Bridgett M. von Holdt, a capo della ricerca, ed i suoi colleghi hanno messo a confronto, dopo averle quantificate, le abilità sociali di un gruppo di lupi grigi allevati in cattività ed un gruppo di cani, sia tra di loro che in rapporto ad esseri umani. I risultati hanno messo in evidenza una marcata differenza fra i due gruppi proprio per quanto concerne l’interazione con gli umani. Durante uno dei test ai quali sono stati sottoposti, ad esempio, i canidi dovevano aprire un scatola con del cibo dentro entro 2 minuti.
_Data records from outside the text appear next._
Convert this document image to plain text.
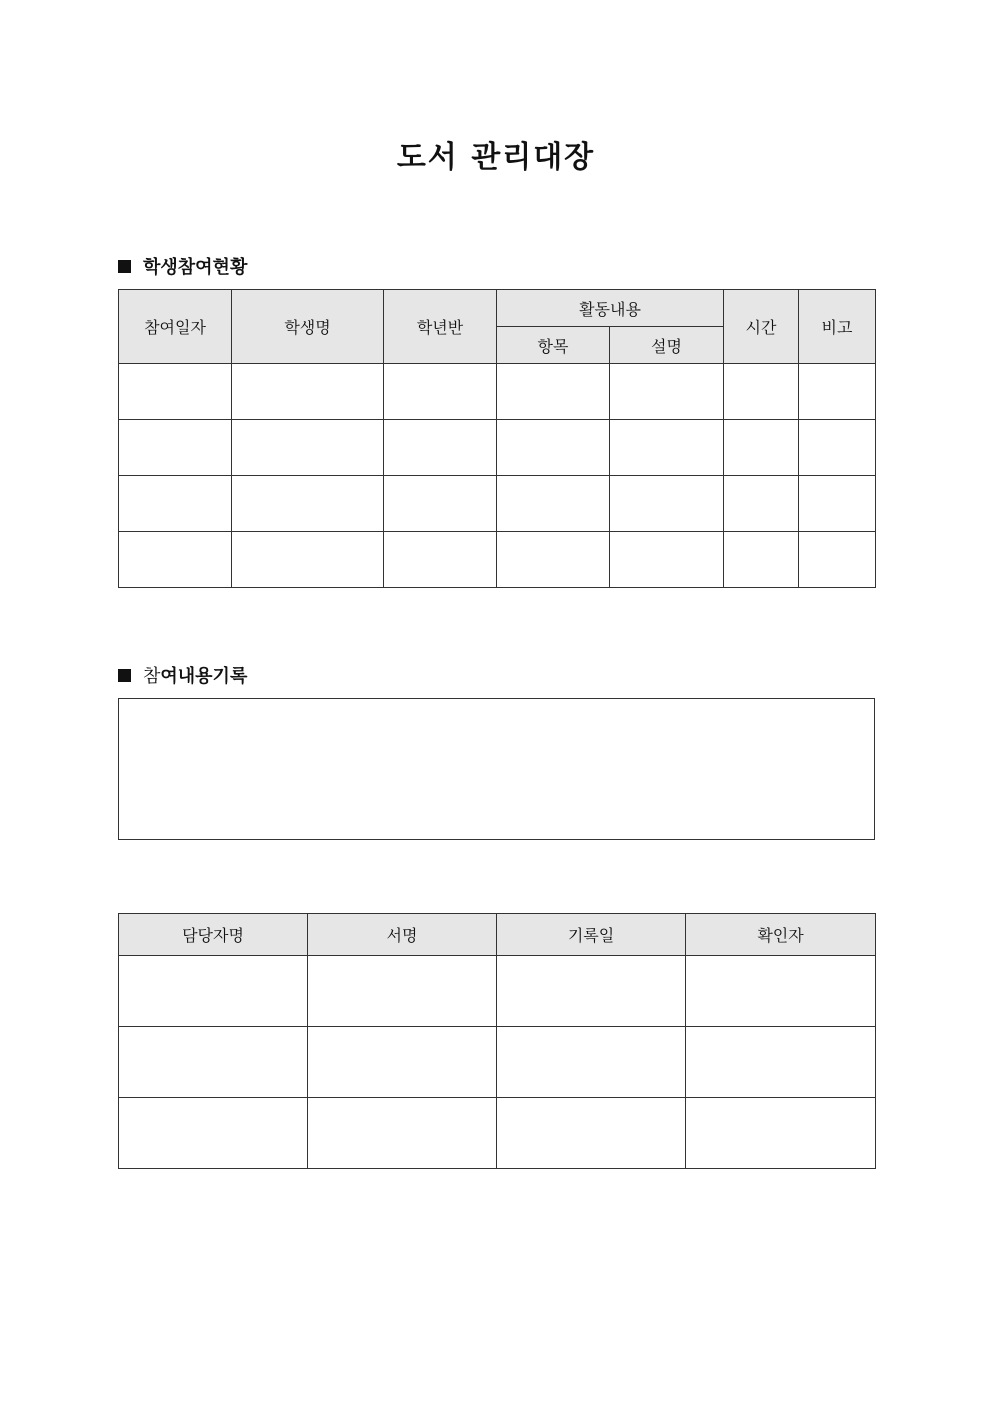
도서 관리대장
학생참여현황
참여일자	학생명	학년반	활동내용		시간	비고
			항목	설명		

참 여내용기록
담당자명	서명	기록일	확인자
In presenza di un ricercatore i lupi avevano più probabilità di superare la prova perché si concentravano interamente sul loro compito, i cani invece erano più distratti perché “perdevano tempo” a guardare il ricercatore. Nel corso di un altro test gli animali dovevano entrare in un recinto dove era presente un estraneo: i lupi inizialmente gli si avvicinavano ma perdevano subito interesse, i cani invece gli restavano vicino per un tempo più lungo.
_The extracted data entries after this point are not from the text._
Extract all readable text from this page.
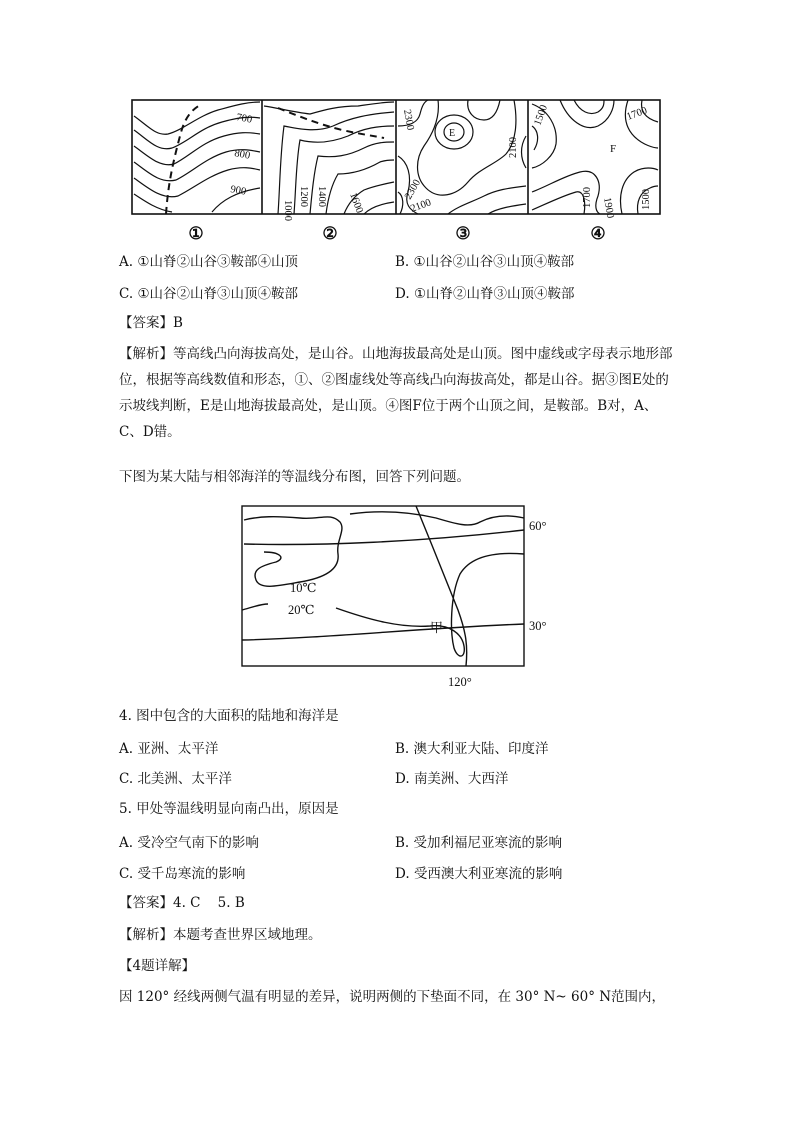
700
800
900
1000
1200 1400 1600
2300
E
2100
2300
2100
1500	1700
F
1700 1900 1500
①	②	③	④
A. ①山脊②山谷③鞍部④山顶	B. ①山谷②山谷③山顶④鞍部
C. ①山谷②山脊③山顶④鞍部	D. ①山脊②山脊③山顶④鞍部
【答案】B
【解析】等高线凸向海拔高处，是山谷。山地海拔最高处是山顶。图中虚线或字母表示地形部位，根据等高线数值和形态，①、②图虚线处等高线凸向海拔高处，都是山谷。据③图E处的示坡线判断，E是山地海拔最高处，是山顶。④图F位于两个山顶之间，是鞍部。B对，A、C、D错。
下图为某大陆与相邻海洋的等温线分布图，回答下列问题。
60°
30°
120°
10℃
20℃
甲
4. 图中包含的大面积的陆地和海洋是
A. 亚洲、太平洋	B. 澳大利亚大陆、印度洋
C. 北美洲、太平洋	D. 南美洲、大西洋
5. 甲处等温线明显向南凸出，原因是
A. 受冷空气南下的影响	B. 受加利福尼亚寒流的影响
C. 受千岛寒流的影响	D. 受西澳大利亚寒流的影响
【答案】4. C    5. B
【解析】本题考查世界区域地理。
【4题详解】
因 120° 经线两侧气温有明显的差异，说明两侧的下垫面不同，在 30° N~ 60° N范围内，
In seguito all’analisi del DNA degli animali si è scoperto che alcune parti del genoma canino, in particolare una regione similare a quella che negli esseri umani è determinante per lo sviluppo o meno della sindrome di Williams-Beuren, sono presenti inserzioni di materiale genetico associate alla tendenza a cercare un contatto di tipo fisico con la nostra specie. Questo particolare non è invece presente nel DNA dei lupi. Le inserzioni sono formate da trasposoni, sezioni di DNA capaci di spostarsi in varie parti del genoma, che nel cane si sono stabilizzate in un’area fondamentale per alcuni aspetti del comportamento sociale. “Non abbiamo trovato un gene della socialità ma un’importante componente genetica che plasma la personalità animale e ha aiutato il processo di addomesticamento e il passaggio dal lupo selvatico al cane” ha spiegato von Holdt.
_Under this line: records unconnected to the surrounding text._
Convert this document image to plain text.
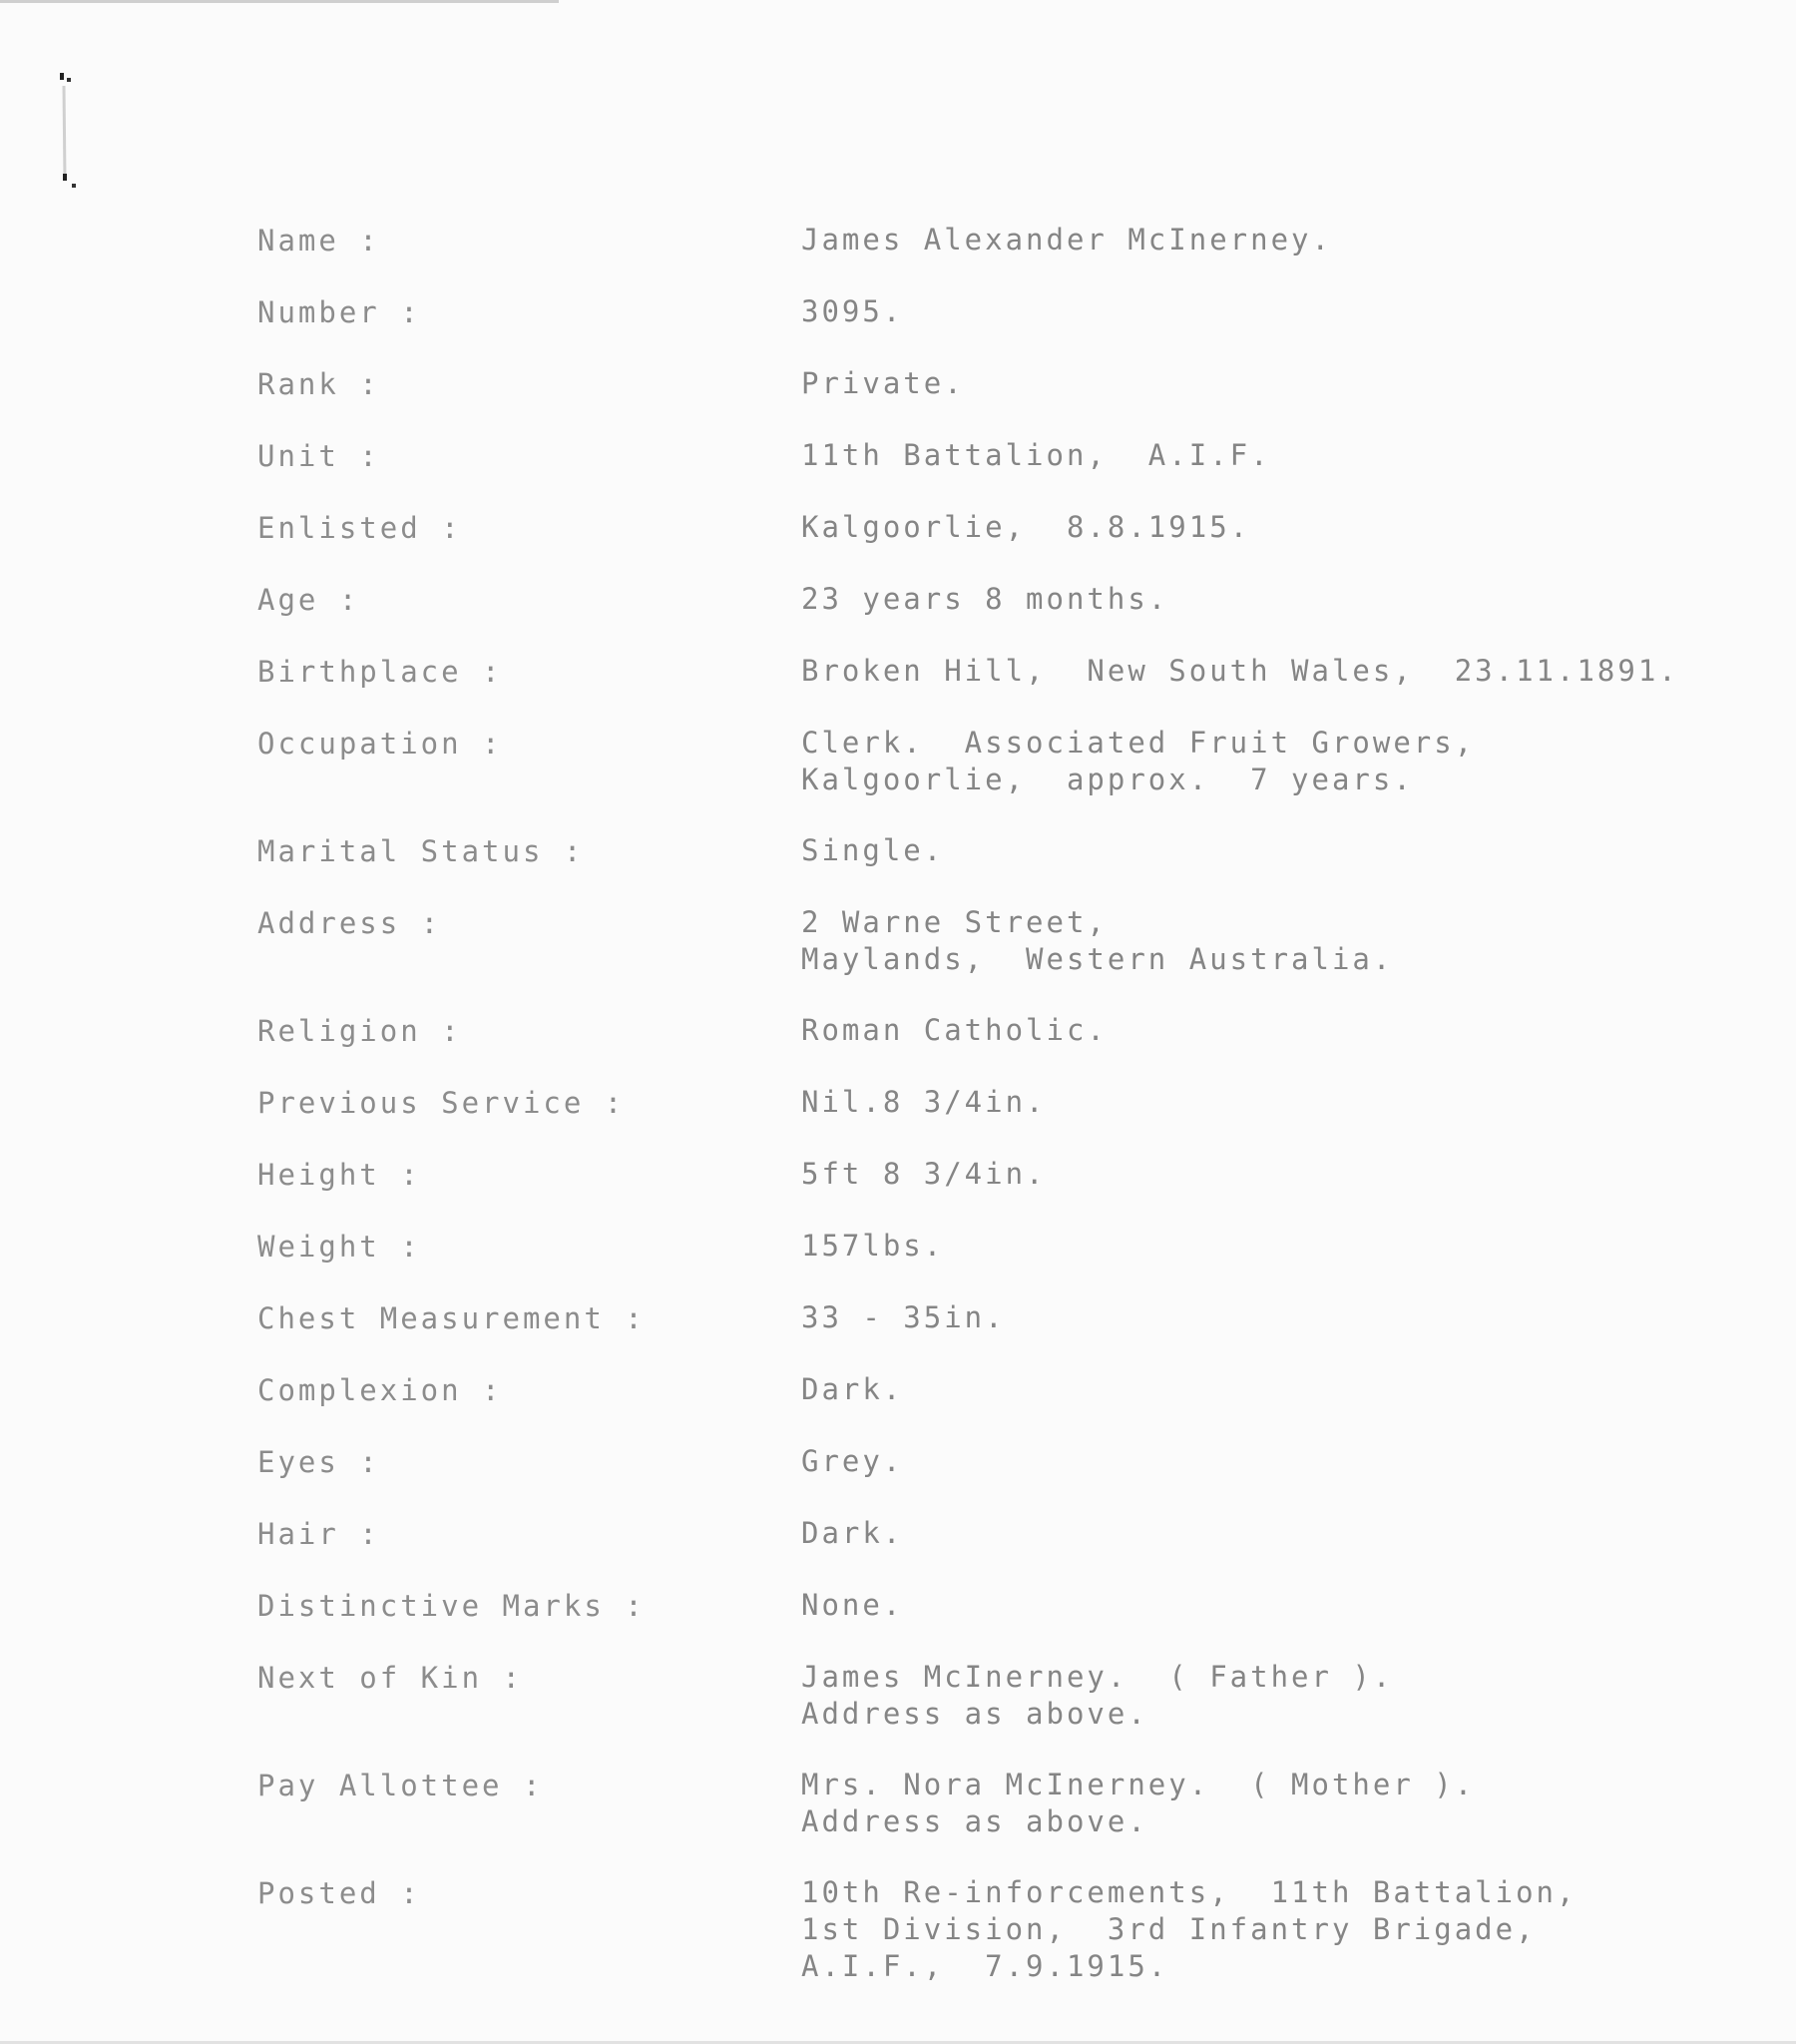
Name :	James Alexander McInerney.
Number :	3095.
Rank :	Private.
Unit :	11th Battalion,  A.I.F.
Enlisted :	Kalgoorlie,  8.8.1915.
Age :	23 years 8 months.
Birthplace :	Broken Hill,  New South Wales,  23.11.1891.
Occupation :	Clerk.  Associated Fruit Growers,
Kalgoorlie,  approx.  7 years.
Marital Status :	Single.
Address :	2 Warne Street,
Maylands,  Western Australia.
Religion :	Roman Catholic.
Previous Service :	Nil.8 3/4in.
Height :	5ft 8 3/4in.
Weight :	157lbs.
Chest Measurement :	33 - 35in.
Complexion :	Dark.
Eyes :	Grey.
Hair :	Dark.
Distinctive Marks :	None.
Next of Kin :	James McInerney.  ( Father ).
Address as above.
Pay Allottee :	Mrs. Nora McInerney.  ( Mother ).
Address as above.
Posted :	10th Re-inforcements,  11th Battalion,
1st Division,  3rd Infantry Brigade,
A.I.F.,  7.9.1915.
Alla luce di tale studio i ricercatori ritengono plausibile l’ipotesi secondo la quale nelle prime frasi del processo di addomesticamento, quando i lupi si avvicinavano agli insediamenti umani, alcuni di loro siano stati selezionati per via della loro tendenza a ricercare la presenza umana piuttosto che per le abilità cognitive, come la capacità di riconoscere la voce e capire determinati gesti.